Internationally renowned activist on issues of gender, race and violence, Jackson Katz, is set to deliver the annual McBride and Veteran’s Day Lecture at Simpson College on Wednesday, Nov. 6. 

His lecture, The Macho Paradox: Transforming Rape Culture at its Roots, begins at 1 p.m. in Hubbell Hall. The event is free and open to the public.

Katz is a co-founder of the multiracial, mixed-gender Mentors in Violence Prevention (MVP), one of the longest-running and most widely influential gender violence prevention programs in North America. MVP — which is utilized at Simpson —  is the first major program of its kind in the sports culture and the military. It introduced the ‘bystander’ approach to the sexual assault and relationship abuse fields, and Katz is a key architect of this now broadly popular strategy. 

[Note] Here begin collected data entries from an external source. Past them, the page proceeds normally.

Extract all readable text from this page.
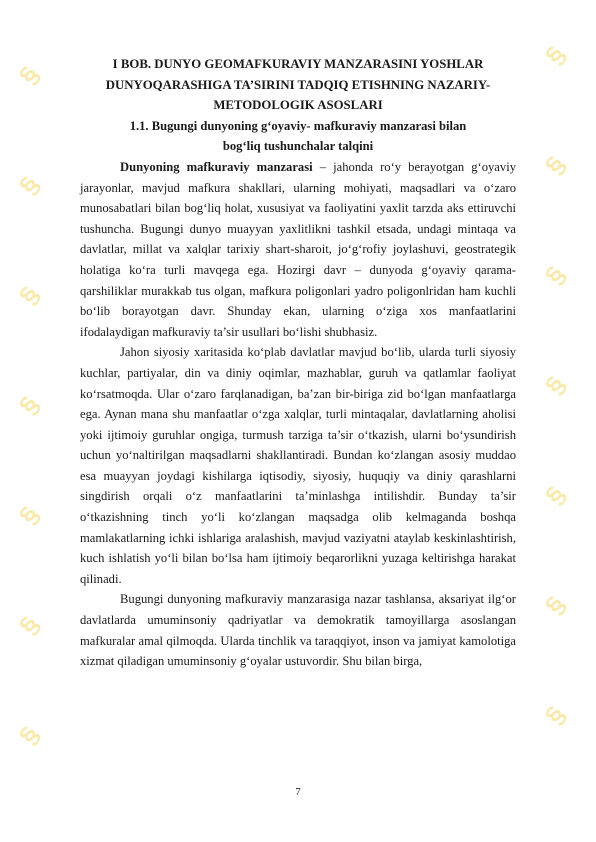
§
§
§
§
§
§
§
§
§
§
§
§
§
§
I BOB. DUNYO GEOMAFKURAVIY MANZARASINI YOSHLAR DUNYOQARASHIGA TA’SIRINI TADQIQ ETISHNING NAZARIY-METODOLOGIK ASOSLARI
1.1. Bugungi dunyoning g‘oyaviy- mafkuraviy manzarasi bilan bog‘liq tushunchalar talqini

Dunyoning mafkuraviy manzarasi – jahonda ro‘y berayotgan g‘oyaviy jarayonlar, mavjud mafkura shakllari, ularning mohiyati, maqsadlari va o‘zaro munosabatlari bilan bog‘liq holat, xususiyat va faoliyatini yaxlit tarzda aks ettiruvchi tushuncha. Bugungi dunyo muayyan yaxlitlikni tashkil etsada, undagi mintaqa va davlatlar, millat va xalqlar tarixiy shart-sharoit, jo‘g‘rofiy joylashuvi, geostrategik holatiga ko‘ra turli mavqega ega. Hozirgi davr – dunyoda g‘oyaviy qarama-qarshiliklar murakkab tus olgan, mafkura poligonlari yadro poligonlridan ham kuchli bo‘lib borayotgan davr. Shunday ekan, ularning o‘ziga xos manfaatlarini ifodalaydigan mafkuraviy ta’sir usullari bo‘lishi shubhasiz.

Jahon siyosiy xaritasida ko‘plab davlatlar mavjud bo‘lib, ularda turli siyosiy kuchlar, partiyalar, din va diniy oqimlar, mazhablar, guruh va qatlamlar faoliyat ko‘rsatmoqda. Ular o‘zaro farqlanadigan, ba’zan bir-biriga zid bo‘lgan manfaatlarga ega. Aynan mana shu manfaatlar o‘zga xalqlar, turli mintaqalar, davlatlarning aholisi yoki ijtimoiy guruhlar ongiga, turmush tarziga ta’sir o‘tkazish, ularni bo‘ysundirish uchun yo‘naltirilgan maqsadlarni shakllantiradi. Bundan ko‘zlangan asosiy muddao esa muayyan joydagi kishilarga iqtisodiy, siyosiy, huquqiy va diniy qarashlarni singdirish orqali o‘z manfaatlarini ta’minlashga intilishdir. Bunday ta’sir o‘tkazishning tinch yo‘li ko‘zlangan maqsadga olib kelmaganda boshqa mamlakatlarning ichki ishlariga aralashish, mavjud vaziyatni ataylab keskinlashtirish, kuch ishlatish yo‘li bilan bo‘lsa ham ijtimoiy beqarorlikni yuzaga keltirishga harakat qilinadi.

Bugungi dunyoning mafkuraviy manzarasiga nazar tashlansa, aksariyat ilg‘or davlatlarda umuminsoniy qadriyatlar va demokratik tamoyillarga asoslangan mafkuralar amal qilmoqda. Ularda tinchlik va taraqqiyot, inson va jamiyat kamolotiga xizmat qiladigan umuminsoniy g‘oyalar ustuvordir. Shu bilan birga,

7
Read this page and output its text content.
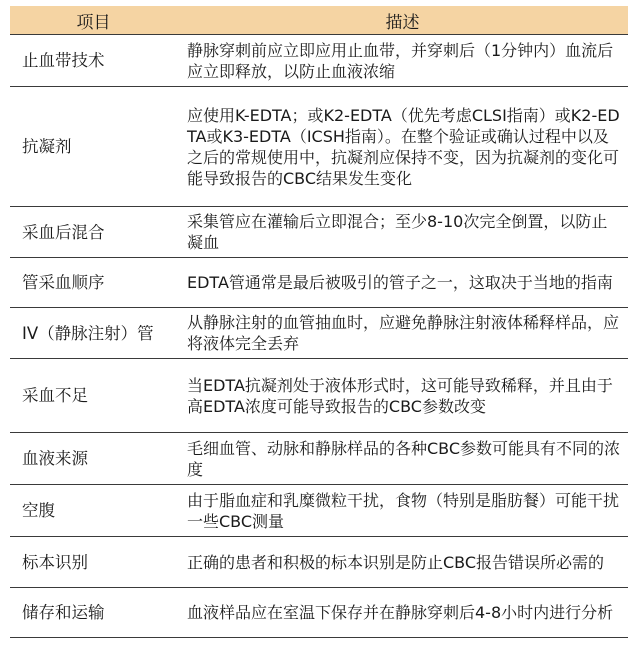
项目	描述
止血带技术	静脉穿刺前应立即应用止血带，并穿刺后（1分钟内）血流后应立即释放，以防止血液浓缩
抗凝剂	应使用K-EDTA；或K2-EDTA（优先考虑CLSI指南）或K2-EDTA或K3-EDTA（ICSH指南）。在整个验证或确认过程中以及之后的常规使用中，抗凝剂应保持不变，因为抗凝剂的变化可能导致报告的CBC结果发生变化
采血后混合	采集管应在灌输后立即混合；至少8-10次完全倒置，以防止凝血
管采血顺序	EDTA管通常是最后被吸引的管子之一，这取决于当地的指南
IV（静脉注射）管	从静脉注射的血管抽血时，应避免静脉注射液体稀释样品，应将液体完全丢弃
采血不足	当EDTA抗凝剂处于液体形式时，这可能导致稀释，并且由于高EDTA浓度可能导致报告的CBC参数改变
血液来源	毛细血管、动脉和静脉样品的各种CBC参数可能具有不同的浓度
空腹	由于脂血症和乳糜微粒干扰，食物（特别是脂肪餐）可能干扰一些CBC测量
标本识别	正确的患者和积极的标本识别是防止CBC报告错误所必需的
储存和运输	血液样品应在室温下保存并在静脉穿刺后4-8小时内进行分析
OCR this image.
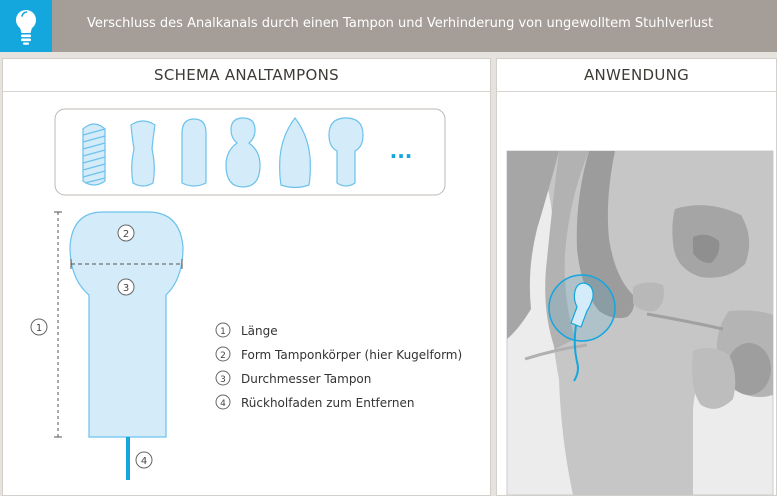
Verschluss des Analkanals durch einen Tampon und Verhinderung von ungewolltem Stuhlverlust
SCHEMA ANALTAMPONS
...
1
2
3
4
1 Länge
2 Form Tamponkörper (hier Kugelform)
3 Durchmesser Tampon
4 Rückholfaden zum Entfernen
ANWENDUNG
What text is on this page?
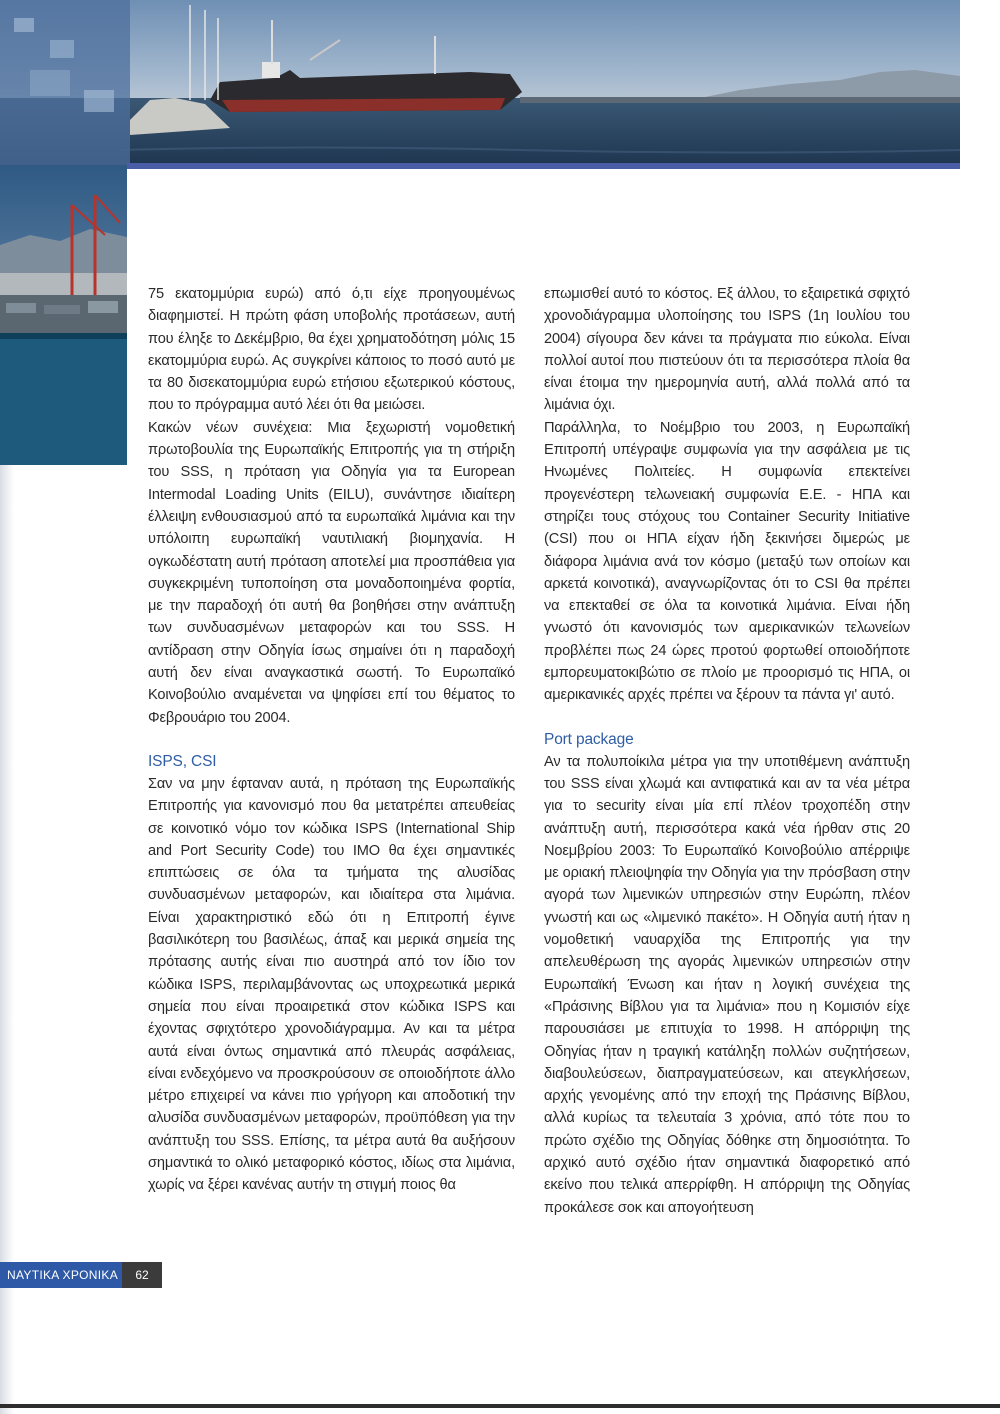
75 εκατομμύρια ευρώ) από ό,τι είχε προηγουμένως διαφημιστεί. Η πρώτη φάση υποβολής προτάσεων, αυτή που έληξε το Δεκέμβριο, θα έχει χρηματοδότηση μόλις 15 εκατομμύρια ευρώ. Ας συγκρίνει κάποιος το ποσό αυτό με τα 80 δισεκατομμύρια ευρώ ετήσιου εξωτερικού κόστους, που το πρόγραμμα αυτό λέει ότι θα μειώσει.

Κακών νέων συνέχεια: Μια ξεχωριστή νομοθετική πρωτοβουλία της Ευρωπαϊκής Επιτροπής για τη στήριξη του SSS, η πρόταση για Οδηγία για τα European Intermodal Loading Units (EILU), συνάντησε ιδιαίτερη έλλειψη ενθουσιασμού από τα ευρωπαϊκά λιμάνια και την υπόλοιπη ευρωπαϊκή ναυτιλιακή βιομηχανία. Η ογκωδέστατη αυτή πρόταση αποτελεί μια προσπάθεια για συγκεκριμένη τυποποίηση στα μοναδοποιημένα φορτία, με την παραδοχή ότι αυτή θα βοηθήσει στην ανάπτυξη των συνδυασμένων μεταφορών και του SSS. Η αντίδραση στην Οδηγία ίσως σημαίνει ότι η παραδοχή αυτή δεν είναι αναγκαστικά σωστή. Το Ευρωπαϊκό Κοινοβούλιο αναμένεται να ψηφίσει επί του θέματος το Φεβρουάριο του 2004.

ISPS, CSI

Σαν να μην έφταναν αυτά, η πρόταση της Ευρωπαϊκής Επιτροπής για κανονισμό που θα μετατρέπει απευθείας σε κοινοτικό νόμο τον κώδικα ISPS (International Ship and Port Security Code) του IMO θα έχει σημαντικές επιπτώσεις σε όλα τα τμήματα της αλυσίδας συνδυασμένων μεταφορών, και ιδιαίτερα στα λιμάνια. Είναι χαρακτηριστικό εδώ ότι η Επιτροπή έγινε βασιλικότερη του βασιλέως, άπαξ και μερικά σημεία της πρότασης αυτής είναι πιο αυστηρά από τον ίδιο τον κώδικα ISPS, περιλαμβάνοντας ως υποχρεωτικά μερικά σημεία που είναι προαιρετικά στον κώδικα ISPS και έχοντας σφιχτότερο χρονοδιάγραμμα. Αν και τα μέτρα αυτά είναι όντως σημαντικά από πλευράς ασφάλειας, είναι ενδεχόμενο να προσκρούσουν σε οποιοδήποτε άλλο μέτρο επιχειρεί να κάνει πιο γρήγορη και αποδοτική την αλυσίδα συνδυασμένων μεταφορών, προϋπόθεση για την ανάπτυξη του SSS. Επίσης, τα μέτρα αυτά θα αυξήσουν σημαντικά το ολικό μεταφορικό κόστος, ιδίως στα λιμάνια, χωρίς να ξέρει κανένας αυτήν τη στιγμή ποιος θα

επωμισθεί αυτό το κόστος. Εξ άλλου, το εξαιρετικά σφιχτό χρονοδιάγραμμα υλοποίησης του ISPS (1η Ιουλίου του 2004) σίγουρα δεν κάνει τα πράγματα πιο εύκολα. Είναι πολλοί αυτοί που πιστεύουν ότι τα περισσότερα πλοία θα είναι έτοιμα την ημερομηνία αυτή, αλλά πολλά από τα λιμάνια όχι.

Παράλληλα, το Νοέμβριο του 2003, η Ευρωπαϊκή Επιτροπή υπέγραψε συμφωνία για την ασφάλεια με τις Ηνωμένες Πολιτείες. Η συμφωνία επεκτείνει προγενέστερη τελωνειακή συμφωνία Ε.Ε. - ΗΠΑ και στηρίζει τους στόχους του Container Security Initiative (CSI) που οι ΗΠΑ είχαν ήδη ξεκινήσει διμερώς με διάφορα λιμάνια ανά τον κόσμο (μεταξύ των οποίων και αρκετά κοινοτικά), αναγνωρίζοντας ότι το CSI θα πρέπει να επεκταθεί σε όλα τα κοινοτικά λιμάνια. Είναι ήδη γνωστό ότι κανονισμός των αμερικανικών τελωνείων προβλέπει πως 24 ώρες προτού φορτωθεί οποιοδήποτε εμπορευματοκιβώτιο σε πλοίο με προορισμό τις ΗΠΑ, οι αμερικανικές αρχές πρέπει να ξέρουν τα πάντα γι' αυτό.

Port package

Αν τα πολυποίκιλα μέτρα για την υποτιθέμενη ανάπτυξη του SSS είναι χλωμά και αντιφατικά και αν τα νέα μέτρα για το security είναι μία επί πλέον τροχοπέδη στην ανάπτυξη αυτή, περισσότερα κακά νέα ήρθαν στις 20 Νοεμβρίου 2003: Το Ευρωπαϊκό Κοινοβούλιο απέρριψε με οριακή πλειοψηφία την Οδηγία για την πρόσβαση στην αγορά των λιμενικών υπηρεσιών στην Ευρώπη, πλέον γνωστή και ως «λιμενικό πακέτο». Η Οδηγία αυτή ήταν η νομοθετική ναυαρχίδα της Επιτροπής για την απελευθέρωση της αγοράς λιμενικών υπηρεσιών στην Ευρωπαϊκή Ένωση και ήταν η λογική συνέχεια της «Πράσινης Βίβλου για τα λιμάνια» που η Κομισιόν είχε παρουσιάσει με επιτυχία το 1998. Η απόρριψη της Οδηγίας ήταν η τραγική κατάληξη πολλών συζητήσεων, διαβουλεύσεων, διαπραγματεύσεων, και ατεγκλήσεων, αρχής γενομένης από την εποχή της Πράσινης Βίβλου, αλλά κυρίως τα τελευταία 3 χρόνια, από τότε που το πρώτο σχέδιο της Οδηγίας δόθηκε στη δημοσιότητα. Το αρχικό αυτό σχέδιο ήταν σημαντικά διαφορετικό από εκείνο που τελικά απερρίφθη. Η απόρριψη της Οδηγίας προκάλεσε σοκ και απογοήτευση

ΝΑΥΤΙΚΑ ΧΡΟΝΙΚΑ	62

He is the founder and president of MVP Strategies, which provides sexual harassment and gender violence prevention training for small and large corporations, educational institutions and community organizations. He has appeared on “The Today Show” and  “The Oprah Winfrey Show” and his TED Talk, “Violence Against Women is a Men’s Issue,” has been viewed more than 4 million times. 

Katz became the first man at the University of Massachusetts-Amherst to earn a minor in women’s studies. He holds a Master’s degree from the Harvard Graduate School of Education, and a Ph.D. in cultural studies and education from UCLA. 

About the McBride Lecture
The McBride Lectureship was established by the Simpson College Board of Trustees in 1987 in honor of Drs. Robert and Luella McBride. From 1979 to 1987, Robert McBride served as the 19th president of Simpson College. Through this lectureship, the McBrides are recognized for their service to the community and commitment to Simpson. The endowed fund for the lectureship was created with gifts from trustees, alumni and friends for the purpose of exposing students to great minds, critical thinking, the search for meaning, and the issues of personal integrity, moral responsibility, social justice, humane sensitivity and the cause of citizenship.